2.  expressing a period of time during which an event takes place or a situation remains the case: in 1882,“the coming of Chinese laborers to the United States … is hereby, suspended,” papers cast alive by Congress, wet with signatures, stamps; in small decades, we were laborers; we carried a gold rush on our backs; we arrived in 1910 by ship, heavy and swollen from the sea; at the Angel Island Immigration Station our bodies levitated in minutes, ticking, ticking, alive, alive; forgo mercy and forgo hunger; slurp the pig slop; our muscles in 1911, 1912, we turned ghost and ghost again, thought we would die in a month, a year; land-starved, starry with sweat, “That the words ‘Chinese laborers,’ whenever used in this act,” should rattle like pork bones in a tin. we worked, we worked, we sing:
 
Don’t fall for all this Western façade
Even if it is jade-filled, it is still a cage


3.  expressing a state or condition: I was in love. I was in pain. a woman in my state needs nutrition, needs soil for her feet. a woman in my state needs a country. aisles. alleyways to roam. in my stillness I dreamed of throttling an orange—throwing my nails into the rind, digging till I felt the crush, juice splitting against my fist while I dug the seeds out, emptied the gut, fragrant, bitter, my face wolfish and foreign, a mouth smeared sticky, stringy with pulp. at the station, I was in a feral state. they called me in for questioning: a creature made of acid, sugar, snout, blood.

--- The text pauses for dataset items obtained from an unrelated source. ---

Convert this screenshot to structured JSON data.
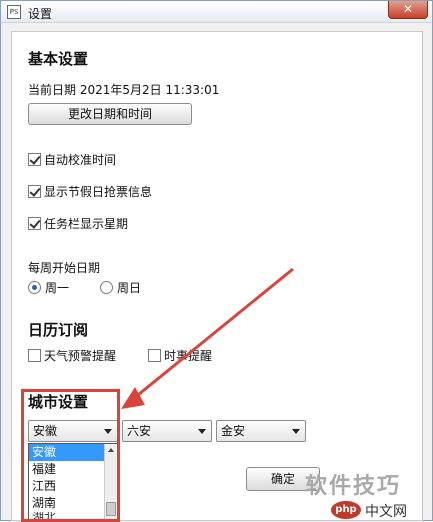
{
  "window": {
    "title": "设置",
    "app_icon_label": "PS"
  },
  "basic": {
    "section_title": "基本设置",
    "current_date": "当前日期 2021年5月2日 11:33:01",
    "change_button": "更改日期和时间",
    "options": [
      {
        "label": "自动校准时间",
        "checked": true
      },
      {
        "label": "显示节假日抢票信息",
        "checked": true
      },
      {
        "label": "任务栏显示星期",
        "checked": true
      }
    ]
  },
  "week": {
    "label": "每周开始日期",
    "options": [
      {
        "label": "周一",
        "selected": true
      },
      {
        "label": "周日",
        "selected": false
      }
    ]
  },
  "calendar": {
    "section_title": "日历订阅",
    "options": [
      {
        "label": "天气预警提醒",
        "checked": false
      },
      {
        "label": "时事提醒",
        "checked": false
      }
    ]
  },
  "city": {
    "section_title": "城市设置",
    "province": "安徽",
    "city": "六安",
    "county": "金安",
    "dropdown_items": [
      "安徽",
      "福建",
      "江西",
      "湖南"
    ],
    "partial_item": "湖北"
  },
  "footer": {
    "ok_button": "确定"
  },
  "watermark": {
    "text": "软件技巧",
    "logo": "php",
    "site": "中文网"
  },
  "colors": {
    "highlight": "#d9443a",
    "selection": "#3399ff"
  }
}
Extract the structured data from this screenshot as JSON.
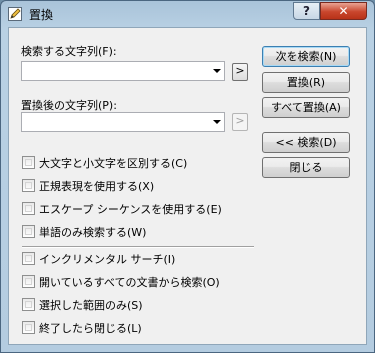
{
  "window": {
    "title": "置換"
  },
  "titlebar": {
    "help_label": "?",
    "close_label": "✕"
  },
  "find": {
    "label": "検索する文字列(F):",
    "value": "",
    "side_button": ">"
  },
  "replace": {
    "label": "置換後の文字列(P):",
    "value": "",
    "side_button": ">"
  },
  "buttons": {
    "find_next": "次を検索(N)",
    "replace": "置換(R)",
    "replace_all": "すべて置換(A)",
    "find_prev": "<< 検索(D)",
    "close": "閉じる"
  },
  "options": [
    {
      "label": "大文字と小文字を区別する(C)",
      "checked": false
    },
    {
      "label": "正規表現を使用する(X)",
      "checked": false
    },
    {
      "label": "エスケープ シーケンスを使用する(E)",
      "checked": false
    },
    {
      "label": "単語のみ検索する(W)",
      "checked": false
    }
  ],
  "options2": [
    {
      "label": "インクリメンタル サーチ(I)",
      "checked": false
    },
    {
      "label": "開いているすべての文書から検索(O)",
      "checked": false
    },
    {
      "label": "選択した範囲のみ(S)",
      "checked": false
    },
    {
      "label": "終了したら閉じる(L)",
      "checked": false
    }
  ],
  "colors": {
    "accent": "#3c7fb1",
    "close": "#c9462d"
  }
}
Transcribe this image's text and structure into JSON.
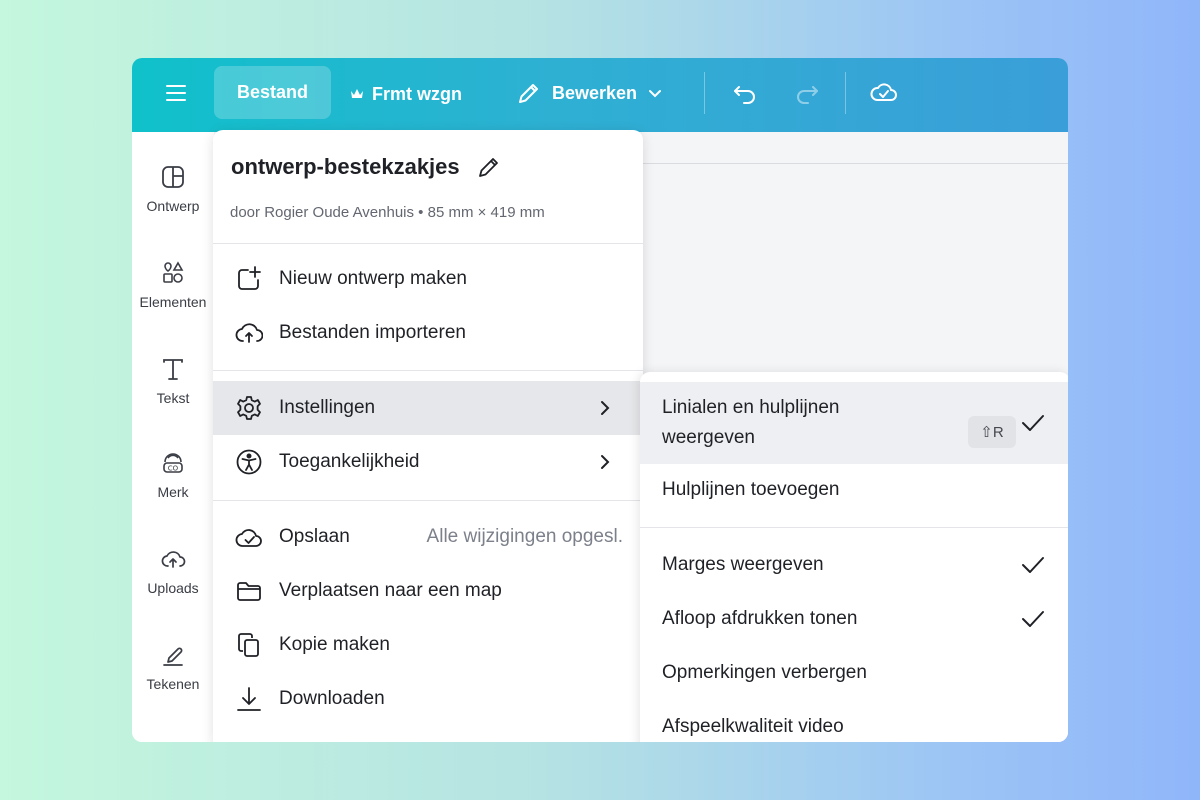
{
  "colors": {
    "topbar_start": "#0fc1ca",
    "topbar_end": "#3a9ed8",
    "highlight": "#e6e7ea",
    "text": "#1f2126",
    "muted": "#7c808a"
  },
  "topbar": {
    "menu_icon": "hamburger-icon",
    "file_label": "Bestand",
    "resize_label": "Frmt wzgn",
    "edit_label": "Bewerken",
    "undo_icon": "undo-icon",
    "redo_icon": "redo-icon",
    "save_status_icon": "cloud-check-icon"
  },
  "sidebar": {
    "items": [
      {
        "label": "Ontwerp",
        "icon": "layout-icon"
      },
      {
        "label": "Elementen",
        "icon": "shapes-icon"
      },
      {
        "label": "Tekst",
        "icon": "text-icon"
      },
      {
        "label": "Merk",
        "icon": "brand-icon"
      },
      {
        "label": "Uploads",
        "icon": "upload-cloud-icon"
      },
      {
        "label": "Tekenen",
        "icon": "draw-icon"
      }
    ]
  },
  "file_menu": {
    "title": "ontwerp-bestekzakjes",
    "subtitle": "door Rogier Oude Avenhuis • 85 mm × 419 mm",
    "items": [
      {
        "label": "Nieuw ontwerp maken",
        "icon": "new-design-icon"
      },
      {
        "label": "Bestanden importeren",
        "icon": "import-cloud-icon"
      },
      {
        "label": "Instellingen",
        "icon": "gear-icon",
        "submenu": true,
        "active": true
      },
      {
        "label": "Toegankelijkheid",
        "icon": "accessibility-icon",
        "submenu": true
      },
      {
        "label": "Opslaan",
        "icon": "save-cloud-icon",
        "status": "Alle wijzigingen opgesl."
      },
      {
        "label": "Verplaatsen naar een map",
        "icon": "folder-icon"
      },
      {
        "label": "Kopie maken",
        "icon": "copy-icon"
      },
      {
        "label": "Downloaden",
        "icon": "download-icon"
      }
    ]
  },
  "settings_menu": {
    "items": [
      {
        "label": "Linialen en hulplijnen weergeven",
        "shortcut": "⇧R",
        "checked": true,
        "highlighted": true
      },
      {
        "label": "Hulplijnen toevoegen",
        "checked": false
      },
      {
        "label": "Marges weergeven",
        "checked": true
      },
      {
        "label": "Afloop afdrukken tonen",
        "checked": true
      },
      {
        "label": "Opmerkingen verbergen",
        "checked": false
      },
      {
        "label": "Afspeelkwaliteit video",
        "checked": false
      }
    ]
  }
}
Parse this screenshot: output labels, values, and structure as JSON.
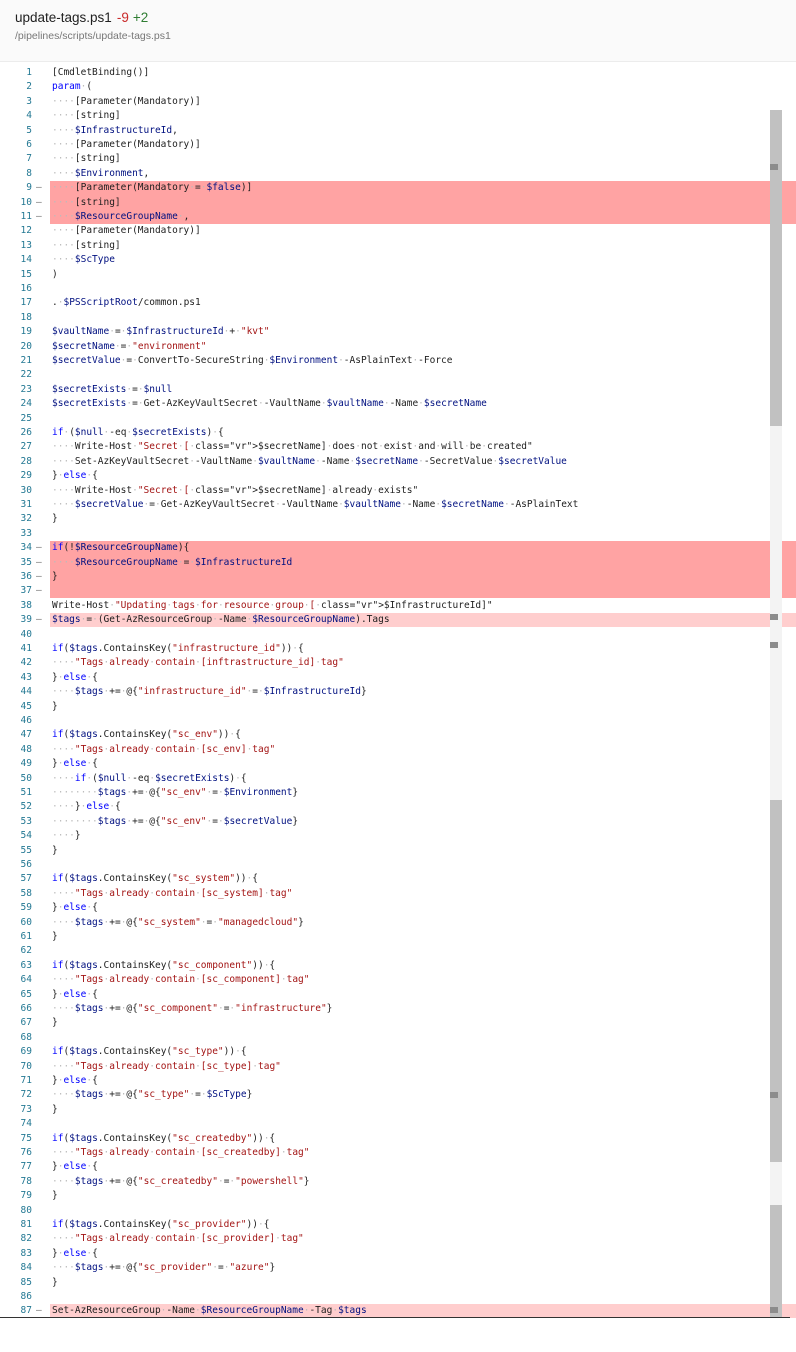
{
  "header": {
    "file_name": "update-tags.ps1",
    "deletions": "-9",
    "additions": "+2",
    "file_path": "/pipelines/scripts/update-tags.ps1"
  },
  "diff": {
    "marker_symbol": "—",
    "lines": [
      {
        "n": "1",
        "t": "[CmdletBinding()]"
      },
      {
        "n": "2",
        "t": "param ("
      },
      {
        "n": "3",
        "t": "    [Parameter(Mandatory)]"
      },
      {
        "n": "4",
        "t": "    [string]"
      },
      {
        "n": "5",
        "t": "    $InfrastructureId,"
      },
      {
        "n": "6",
        "t": "    [Parameter(Mandatory)]"
      },
      {
        "n": "7",
        "t": "    [string]"
      },
      {
        "n": "8",
        "t": "    $Environment,"
      },
      {
        "n": "9",
        "t": "    [Parameter(Mandatory = $false)]",
        "d": 1
      },
      {
        "n": "10",
        "t": "    [string]",
        "d": 1
      },
      {
        "n": "11",
        "t": "    $ResourceGroupName ,",
        "d": 1
      },
      {
        "n": "12",
        "t": "    [Parameter(Mandatory)]"
      },
      {
        "n": "13",
        "t": "    [string]"
      },
      {
        "n": "14",
        "t": "    $ScType"
      },
      {
        "n": "15",
        "t": ")"
      },
      {
        "n": "16",
        "t": ""
      },
      {
        "n": "17",
        "t": ". $PSScriptRoot/common.ps1"
      },
      {
        "n": "18",
        "t": ""
      },
      {
        "n": "19",
        "t": "$vaultName = $InfrastructureId + \"kvt\""
      },
      {
        "n": "20",
        "t": "$secretName = \"environment\""
      },
      {
        "n": "21",
        "t": "$secretValue = ConvertTo-SecureString $Environment -AsPlainText -Force"
      },
      {
        "n": "22",
        "t": ""
      },
      {
        "n": "23",
        "t": "$secretExists = $null"
      },
      {
        "n": "24",
        "t": "$secretExists = Get-AzKeyVaultSecret -VaultName $vaultName -Name $secretName"
      },
      {
        "n": "25",
        "t": ""
      },
      {
        "n": "26",
        "t": "if ($null -eq $secretExists) {"
      },
      {
        "n": "27",
        "t": "    Write-Host \"Secret [$secretName] does not exist and will be created\""
      },
      {
        "n": "28",
        "t": "    Set-AzKeyVaultSecret -VaultName $vaultName -Name $secretName -SecretValue $secretValue"
      },
      {
        "n": "29",
        "t": "} else {"
      },
      {
        "n": "30",
        "t": "    Write-Host \"Secret [$secretName] already exists\""
      },
      {
        "n": "31",
        "t": "    $secretValue = Get-AzKeyVaultSecret -VaultName $vaultName -Name $secretName -AsPlainText"
      },
      {
        "n": "32",
        "t": "}"
      },
      {
        "n": "33",
        "t": ""
      },
      {
        "n": "34",
        "t": "if(!$ResourceGroupName){",
        "d": 1
      },
      {
        "n": "35",
        "t": "    $ResourceGroupName = $InfrastructureId",
        "d": 1
      },
      {
        "n": "36",
        "t": "}",
        "d": 1
      },
      {
        "n": "37",
        "t": "",
        "d": 1
      },
      {
        "n": "38",
        "t": "Write-Host \"Updating tags for resource group [$InfrastructureId]\""
      },
      {
        "n": "39",
        "t": "$tags = (Get-AzResourceGroup -Name $ResourceGroupName).Tags",
        "d": 2
      },
      {
        "n": "40",
        "t": ""
      },
      {
        "n": "41",
        "t": "if($tags.ContainsKey(\"infrastructure_id\")) {"
      },
      {
        "n": "42",
        "t": "    \"Tags already contain [inftrastructure_id] tag\""
      },
      {
        "n": "43",
        "t": "} else {"
      },
      {
        "n": "44",
        "t": "    $tags += @{\"infrastructure_id\" = $InfrastructureId}"
      },
      {
        "n": "45",
        "t": "}"
      },
      {
        "n": "46",
        "t": ""
      },
      {
        "n": "47",
        "t": "if($tags.ContainsKey(\"sc_env\")) {"
      },
      {
        "n": "48",
        "t": "    \"Tags already contain [sc_env] tag\""
      },
      {
        "n": "49",
        "t": "} else {"
      },
      {
        "n": "50",
        "t": "    if ($null -eq $secretExists) {"
      },
      {
        "n": "51",
        "t": "        $tags += @{\"sc_env\" = $Environment}"
      },
      {
        "n": "52",
        "t": "    } else {"
      },
      {
        "n": "53",
        "t": "        $tags += @{\"sc_env\" = $secretValue}"
      },
      {
        "n": "54",
        "t": "    }"
      },
      {
        "n": "55",
        "t": "}"
      },
      {
        "n": "56",
        "t": ""
      },
      {
        "n": "57",
        "t": "if($tags.ContainsKey(\"sc_system\")) {"
      },
      {
        "n": "58",
        "t": "    \"Tags already contain [sc_system] tag\""
      },
      {
        "n": "59",
        "t": "} else {"
      },
      {
        "n": "60",
        "t": "    $tags += @{\"sc_system\" = \"managedcloud\"}"
      },
      {
        "n": "61",
        "t": "}"
      },
      {
        "n": "62",
        "t": ""
      },
      {
        "n": "63",
        "t": "if($tags.ContainsKey(\"sc_component\")) {"
      },
      {
        "n": "64",
        "t": "    \"Tags already contain [sc_component] tag\""
      },
      {
        "n": "65",
        "t": "} else {"
      },
      {
        "n": "66",
        "t": "    $tags += @{\"sc_component\" = \"infrastructure\"}"
      },
      {
        "n": "67",
        "t": "}"
      },
      {
        "n": "68",
        "t": ""
      },
      {
        "n": "69",
        "t": "if($tags.ContainsKey(\"sc_type\")) {"
      },
      {
        "n": "70",
        "t": "    \"Tags already contain [sc_type] tag\""
      },
      {
        "n": "71",
        "t": "} else {"
      },
      {
        "n": "72",
        "t": "    $tags += @{\"sc_type\" = $ScType}"
      },
      {
        "n": "73",
        "t": "}"
      },
      {
        "n": "74",
        "t": ""
      },
      {
        "n": "75",
        "t": "if($tags.ContainsKey(\"sc_createdby\")) {"
      },
      {
        "n": "76",
        "t": "    \"Tags already contain [sc_createdby] tag\""
      },
      {
        "n": "77",
        "t": "} else {"
      },
      {
        "n": "78",
        "t": "    $tags += @{\"sc_createdby\" = \"powershell\"}"
      },
      {
        "n": "79",
        "t": "}"
      },
      {
        "n": "80",
        "t": ""
      },
      {
        "n": "81",
        "t": "if($tags.ContainsKey(\"sc_provider\")) {"
      },
      {
        "n": "82",
        "t": "    \"Tags already contain [sc_provider] tag\""
      },
      {
        "n": "83",
        "t": "} else {"
      },
      {
        "n": "84",
        "t": "    $tags += @{\"sc_provider\" = \"azure\"}"
      },
      {
        "n": "85",
        "t": "}"
      },
      {
        "n": "86",
        "t": ""
      },
      {
        "n": "87",
        "t": "Set-AzResourceGroup -Name $ResourceGroupName -Tag $tags",
        "d": 2
      }
    ]
  },
  "colors": {
    "deleted_line": "#ffa3a3",
    "modified_line": "#ffcece",
    "line_number": "#237893",
    "variable": "#001080",
    "string": "#a31515",
    "keyword": "#0000ff"
  }
}
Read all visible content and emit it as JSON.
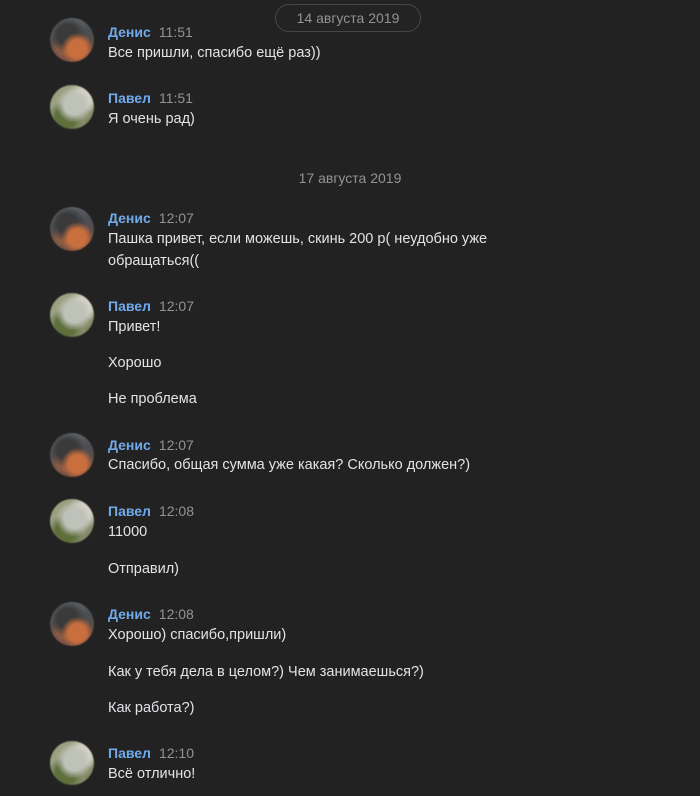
{
  "sticky_date": "14 августа 2019",
  "date_separator": "17 августа 2019",
  "groups": [
    {
      "author": "Денис",
      "time": "11:51",
      "messages": [
        "Все пришли, спасибо ещё раз))"
      ]
    },
    {
      "author": "Павел",
      "time": "11:51",
      "messages": [
        "Я очень рад)"
      ]
    },
    {
      "author": "Денис",
      "time": "12:07",
      "messages": [
        "Пашка привет, если можешь, скинь 200 р( неудобно уже обращаться(("
      ]
    },
    {
      "author": "Павел",
      "time": "12:07",
      "messages": [
        "Привет!",
        "Хорошо",
        "Не проблема"
      ]
    },
    {
      "author": "Денис",
      "time": "12:07",
      "messages": [
        "Спасибо, общая сумма уже какая? Сколько должен?)"
      ]
    },
    {
      "author": "Павел",
      "time": "12:08",
      "messages": [
        "11000",
        "Отправил)"
      ]
    },
    {
      "author": "Денис",
      "time": "12:08",
      "messages": [
        "Хорошо) спасибо,пришли)",
        "Как у тебя дела в целом?) Чем занимаешься?)",
        "Как работа?)"
      ]
    },
    {
      "author": "Павел",
      "time": "12:10",
      "messages": [
        "Всё отлично!"
      ]
    }
  ]
}
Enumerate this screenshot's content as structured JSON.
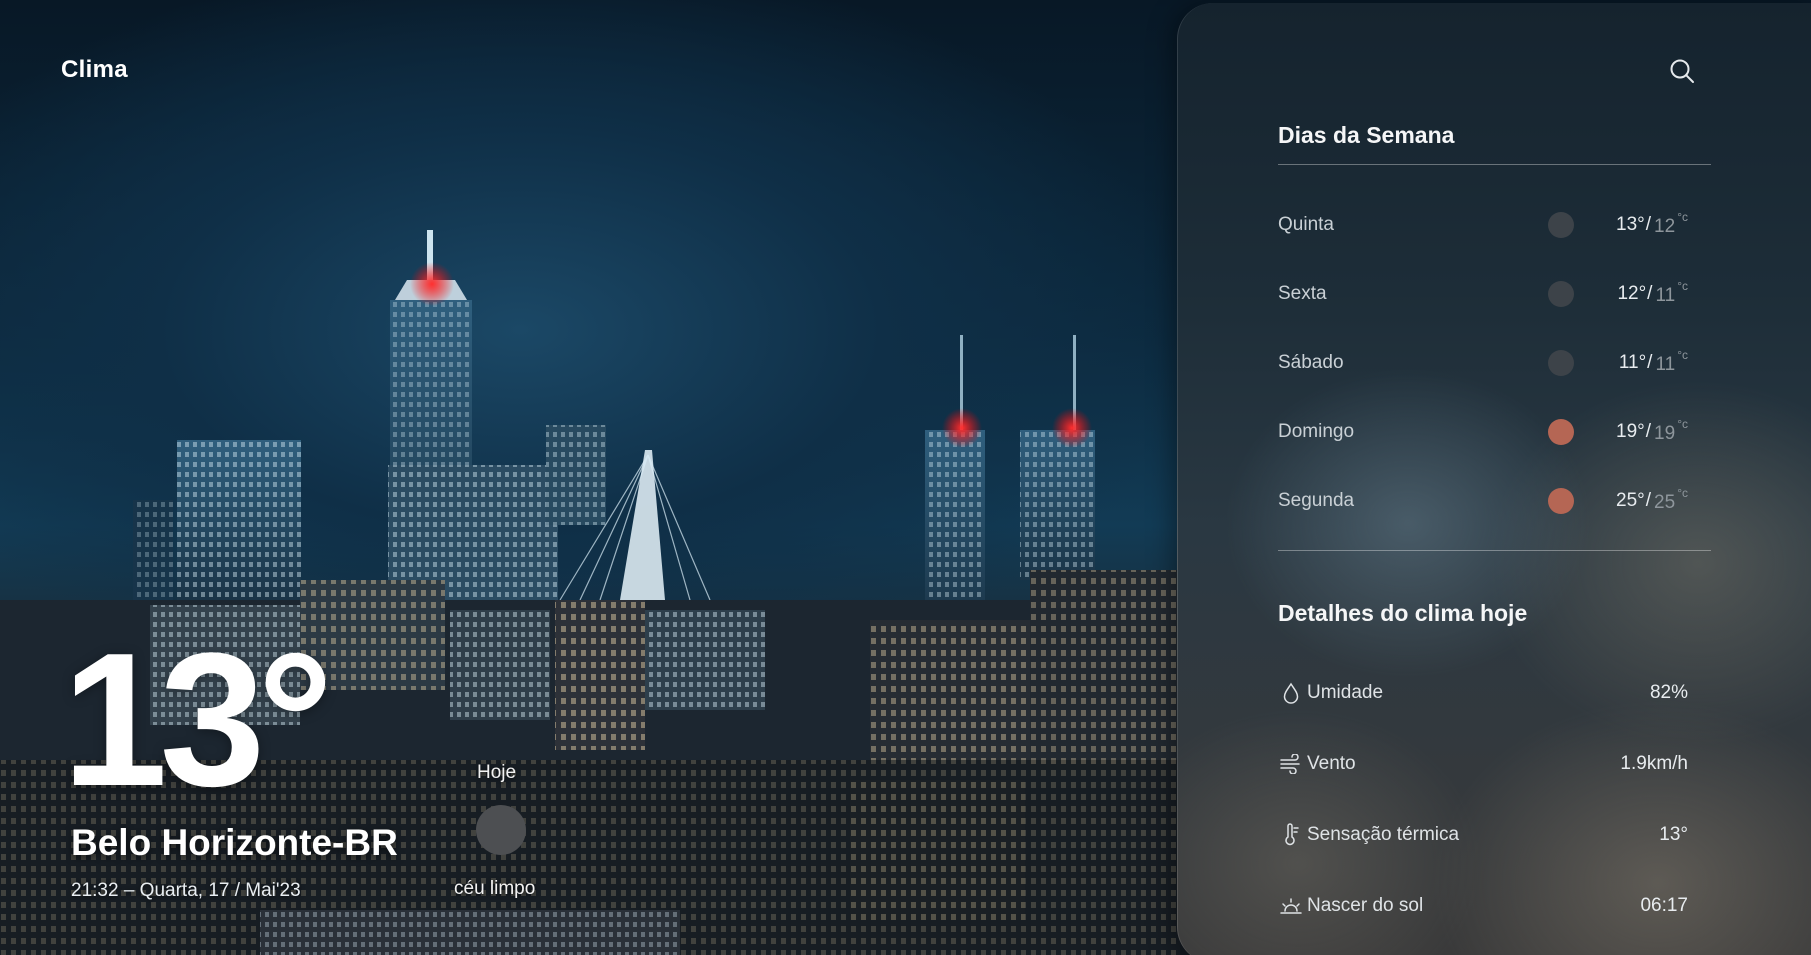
{
  "app": {
    "title": "Clima"
  },
  "current": {
    "temperature": "13°",
    "city": "Belo Horizonte-BR",
    "datetime": "21:32 – Quarta, 17 / Mai'23",
    "today_label": "Hoje",
    "condition": "céu limpo"
  },
  "panel": {
    "search_icon": "search-icon",
    "week_title": "Dias da Semana",
    "week": [
      {
        "day": "Quinta",
        "max": "13°",
        "min": "12",
        "unit": "°c",
        "icon_color": "#3d4349"
      },
      {
        "day": "Sexta",
        "max": "12°",
        "min": "11",
        "unit": "°c",
        "icon_color": "#3d4349"
      },
      {
        "day": "Sábado",
        "max": "11°",
        "min": "11",
        "unit": "°c",
        "icon_color": "#3d4349"
      },
      {
        "day": "Domingo",
        "max": "19°",
        "min": "19",
        "unit": "°c",
        "icon_color": "#b56654"
      },
      {
        "day": "Segunda",
        "max": "25°",
        "min": "25",
        "unit": "°c",
        "icon_color": "#b56654"
      }
    ],
    "details_title": "Detalhes do clima hoje",
    "details": [
      {
        "label": "Umidade",
        "value": "82%",
        "icon": "droplet-icon"
      },
      {
        "label": "Vento",
        "value": "1.9km/h",
        "icon": "wind-icon"
      },
      {
        "label": "Sensação térmica",
        "value": "13°",
        "icon": "thermometer-icon"
      },
      {
        "label": "Nascer do sol",
        "value": "06:17",
        "icon": "sunrise-icon"
      }
    ]
  }
}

Author’s Note: In 1970, poetry (written in Chinese calligraphy) was discovered at the Angel Island Immigration Station, etched into the walls. “Don’t fall for all this Western façade / Even if it is jade-filled, it is still a cage” was one such discovered line. I recommend Judy Yung’s essay, “A Bowlful of Tears: Chinese Women Immigrants on Angel Island” in Frontiers for supplemental reading. The text in Section 2 is sourced directly from the Chinese Exclusion Act, passed in 1882 (Avalon Project at Yale Law School).